It’s been over a decade since the human genome was first sequenced. In that time, we have seen a great deal of progress take place as we head toward genomic medicine. But what does it actually look like, and what still needs to happen to get us there?
After the first human genome was sequenced in 2003 there was a great deal of anticipation and excitement. The vision was of a new era of “Genomic Medicine” where the complexities of a patient’s DNA would be used seamlessly and integrated with current medical treatment. However, there were no immediate or tangible benefits apparent, and while the media storm died down, genetic research increased exponentially.
Fast forward to today and there is a lot of talk of genomic medicine and the new field of precision/individualized/personalized/stratified medicine has emerged, promising better clinical decisions through improved individualized approaches. Some of the benefits include better targeted therapies such as molecular targets in cancer, reduced side-effects of drugs with the help of pharmacogenomics testing, increased prevention of prediction of disease using a molecular approach, reduced healthcare costs and improved overall patient care outcomes.
Indeed genetics and genomics is reaching an inflection point in terms of cost, volumes and knowledge. The numbers are impressive, cost of sequencing is now below $1,000, number of sequences performed to date reaches into seven figures and validated single-base variants in the human genome continues to increase with ever expanding genetic knowledge. Genetics and genomics is firmly within the public spotlight, from direct-to-consumer testing, including carrier testing for reproductive risk, genetics of common diseases such as heart disease and obesity, “clues” for conditions such as Alzheimer’s and cancer, all the way to how genetics effects human longevity.

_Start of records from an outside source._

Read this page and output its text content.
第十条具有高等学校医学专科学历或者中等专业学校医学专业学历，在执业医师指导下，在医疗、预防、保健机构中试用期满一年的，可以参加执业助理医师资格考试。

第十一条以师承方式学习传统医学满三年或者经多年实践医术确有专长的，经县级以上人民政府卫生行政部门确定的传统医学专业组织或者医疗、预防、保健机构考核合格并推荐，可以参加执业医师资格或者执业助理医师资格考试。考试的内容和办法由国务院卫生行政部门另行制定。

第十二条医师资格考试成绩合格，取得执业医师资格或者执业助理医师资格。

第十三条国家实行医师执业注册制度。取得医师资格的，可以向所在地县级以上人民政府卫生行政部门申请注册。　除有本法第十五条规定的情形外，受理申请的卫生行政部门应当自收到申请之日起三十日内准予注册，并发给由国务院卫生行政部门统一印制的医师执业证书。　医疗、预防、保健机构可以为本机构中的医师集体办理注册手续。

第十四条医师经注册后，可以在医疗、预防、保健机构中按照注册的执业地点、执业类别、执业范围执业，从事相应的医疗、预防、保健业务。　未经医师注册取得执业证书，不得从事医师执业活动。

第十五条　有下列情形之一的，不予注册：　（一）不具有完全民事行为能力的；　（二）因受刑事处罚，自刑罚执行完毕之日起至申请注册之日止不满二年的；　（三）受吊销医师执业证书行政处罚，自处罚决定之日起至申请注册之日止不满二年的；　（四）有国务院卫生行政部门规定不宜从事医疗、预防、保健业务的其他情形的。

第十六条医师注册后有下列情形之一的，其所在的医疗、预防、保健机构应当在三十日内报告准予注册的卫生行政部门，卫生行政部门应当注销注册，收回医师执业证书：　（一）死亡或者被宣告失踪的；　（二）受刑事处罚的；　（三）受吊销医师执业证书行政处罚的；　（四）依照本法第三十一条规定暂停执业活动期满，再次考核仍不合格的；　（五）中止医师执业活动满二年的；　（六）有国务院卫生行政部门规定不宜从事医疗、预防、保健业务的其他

A common analogy used in genomic medicine is that we are moving from the anatomical microscope, used for centuries in traditional anatomical medicine practices, to the genomic stethoscope. While sounding impressive, the challenges faced with making this transition are considerable.
The Mayo Clinic Center for Individualized Medicine
The Mayo Clinic Center of Individualized Medicine (CIM) a is the culmination of the needs and desire of one of the oldest and best known names in health care to lead the effort to rapidly translate advances in genetics and genomics into advances in patient care. There are significant barriers which continue to hinder assimilation into mainstream medical practice. Examples include access to and standardization of technology, education, reimbursement, regulation, evidence-based clinical validity, and evolving ethical dilemmas.
CIM is a “transformational” center with clinical, research and education responsibilities and its goal is to promote rapid translation of research into personalized clinical care and to create genomic medicine mechanisms that are instantly diffusible and applicable across Mayo Clinic's multiple, geographically dispersed campuses.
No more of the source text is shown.